A Cyklo capta dez novas startups por ano e as trabalha durante 1 ano.  Da primeira rodada de 20 startups (fundo 1), oito morreram, doze estão vivas, três estão ótimas (tem startup com faturamento R$ 20 milhões por ano). Aliás, uma história interessante: um fundo de investimento ofereceu R$ 60 milhões por uma dessas startups. A família se reuniu com o empresário e disse que tinha ainda muita energia para trabalhar e não venderia agora. Isso mostra o quanto a gente participa da vida dessas pessoas. E isso é para sempre!

Então, na prática, a gente ajuda a criar e fica sócio. Quando a empresa for vendida, lá na frente, é que se capitaliza nossos investidores.

Quais são os principais desafios enfrentados pelas Agritechs no Brasil e como a Cyclo tem se preparado para enfrentá-los?

O dinheiro público (investimento), não alcança as aceleradoras. Alcança o Sistema S, composto por instituições como o Serviço Nacional de Aprendizagem Industrial (Senai), alcança as Instituições de Ciência e Tecnologia (ICTs) e outros mecanismos, mas não chega às aceleradoras. Uma startup que está começando não tem condições de inscrever um projeto para concorrer em um edital, por exemplo, assim como também não tem as referências ou lastros desejados, seja para a Financiadora de Estudos e Projetos (Finep) ou a fundo perdido. Então, eu costumo dizer que o Brasil de verdade é muito diferente do que se apresenta. Exemplo disso é que o menininho do gás carbônico largou a faculdade para vir acelerar a startup e hoje já tem um produto com qual aplicou patente mundial.

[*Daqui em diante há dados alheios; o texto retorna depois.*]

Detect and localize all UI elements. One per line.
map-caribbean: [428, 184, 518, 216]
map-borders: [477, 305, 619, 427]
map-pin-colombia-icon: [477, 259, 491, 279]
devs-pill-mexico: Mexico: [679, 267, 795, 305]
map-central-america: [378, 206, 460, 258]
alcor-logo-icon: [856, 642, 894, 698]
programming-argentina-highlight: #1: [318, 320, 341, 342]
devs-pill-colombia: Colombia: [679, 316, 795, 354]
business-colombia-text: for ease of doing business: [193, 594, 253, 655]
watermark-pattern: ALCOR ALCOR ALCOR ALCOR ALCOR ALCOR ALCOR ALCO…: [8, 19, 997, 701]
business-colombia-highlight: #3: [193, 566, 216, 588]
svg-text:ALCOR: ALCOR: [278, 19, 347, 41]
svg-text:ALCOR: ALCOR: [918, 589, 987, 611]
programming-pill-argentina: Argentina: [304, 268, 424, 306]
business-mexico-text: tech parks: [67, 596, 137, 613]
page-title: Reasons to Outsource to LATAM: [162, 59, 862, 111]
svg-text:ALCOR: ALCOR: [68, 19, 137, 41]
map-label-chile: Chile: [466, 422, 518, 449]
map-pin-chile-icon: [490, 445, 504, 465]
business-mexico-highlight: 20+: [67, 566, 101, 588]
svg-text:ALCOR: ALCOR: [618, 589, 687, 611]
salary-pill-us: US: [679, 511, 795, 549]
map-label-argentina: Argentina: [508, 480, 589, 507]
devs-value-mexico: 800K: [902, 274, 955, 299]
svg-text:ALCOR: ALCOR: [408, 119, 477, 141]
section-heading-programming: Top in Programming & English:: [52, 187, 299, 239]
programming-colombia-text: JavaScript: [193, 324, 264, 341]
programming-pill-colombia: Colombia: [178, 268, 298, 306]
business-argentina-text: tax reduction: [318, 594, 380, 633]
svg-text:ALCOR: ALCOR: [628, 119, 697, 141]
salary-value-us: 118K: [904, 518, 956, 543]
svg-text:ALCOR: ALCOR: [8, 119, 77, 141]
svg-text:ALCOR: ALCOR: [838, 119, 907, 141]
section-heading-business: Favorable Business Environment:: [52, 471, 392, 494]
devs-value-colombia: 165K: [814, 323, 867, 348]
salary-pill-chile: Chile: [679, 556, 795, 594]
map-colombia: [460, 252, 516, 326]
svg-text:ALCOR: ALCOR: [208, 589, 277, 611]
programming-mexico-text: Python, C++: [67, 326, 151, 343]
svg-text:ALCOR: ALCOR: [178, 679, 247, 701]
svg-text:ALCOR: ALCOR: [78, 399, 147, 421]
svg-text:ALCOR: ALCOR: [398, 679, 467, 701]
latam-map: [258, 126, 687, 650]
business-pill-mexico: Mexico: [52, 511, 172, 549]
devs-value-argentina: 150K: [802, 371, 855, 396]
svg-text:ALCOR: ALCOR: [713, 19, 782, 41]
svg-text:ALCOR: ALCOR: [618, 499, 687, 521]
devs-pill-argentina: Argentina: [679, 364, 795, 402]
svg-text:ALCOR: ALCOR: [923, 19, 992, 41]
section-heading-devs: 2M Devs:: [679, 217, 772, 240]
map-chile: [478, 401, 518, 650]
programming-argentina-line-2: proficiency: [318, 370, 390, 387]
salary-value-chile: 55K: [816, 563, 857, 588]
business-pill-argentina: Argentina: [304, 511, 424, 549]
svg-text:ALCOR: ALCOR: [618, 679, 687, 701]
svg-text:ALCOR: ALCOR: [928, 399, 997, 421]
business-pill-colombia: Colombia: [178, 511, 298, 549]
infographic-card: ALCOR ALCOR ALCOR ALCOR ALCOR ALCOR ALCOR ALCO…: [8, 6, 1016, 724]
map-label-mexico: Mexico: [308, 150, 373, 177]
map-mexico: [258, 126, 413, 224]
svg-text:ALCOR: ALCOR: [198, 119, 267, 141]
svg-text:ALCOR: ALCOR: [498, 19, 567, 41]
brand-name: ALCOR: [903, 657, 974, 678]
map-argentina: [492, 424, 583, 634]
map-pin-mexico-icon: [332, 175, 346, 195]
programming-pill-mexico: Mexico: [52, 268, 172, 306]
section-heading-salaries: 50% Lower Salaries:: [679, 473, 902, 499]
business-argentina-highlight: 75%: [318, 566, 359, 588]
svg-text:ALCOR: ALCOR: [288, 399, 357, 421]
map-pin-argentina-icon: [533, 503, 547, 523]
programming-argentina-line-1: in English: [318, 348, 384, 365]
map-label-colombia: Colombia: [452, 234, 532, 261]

Pode conceituar melhor o papel de uma aceleradora de startup, como a Cyclo?

A aceleradora é uma espécie de “útero” que gesta a startup enquanto ela se desenvolve. Nós tratamos basicamente três pontos: tecnologia, produto e mercado. Esse é o modelo que os principais institutos do mundo observam. Eles olham para três pilares temáticos: (1) tecnologia, (2) produto e (3) mercado.

Como você vê o impacto das Agritechs na agricultura brasileira?

A Cyklo tem como prioridade o desenvolvimento de startups. A ideia é que ela “saia” do período de aceleração com um produto validado, uma oferta viável, vendas realizadas, gestão estruturada e com um modelo comercial implementado, além de novos investidores.

Basicamente, a aceleradora é um grupo de consultores empresariais experientes, com mentorias em qualquer área de aplicação dos negócios, da tese da aceleradora que tem cuidado de tecnologia de produto e de modelo de mercado. Então, se fizer isso, consegue fazer a startup sair faturando já desde o processo de aceleração.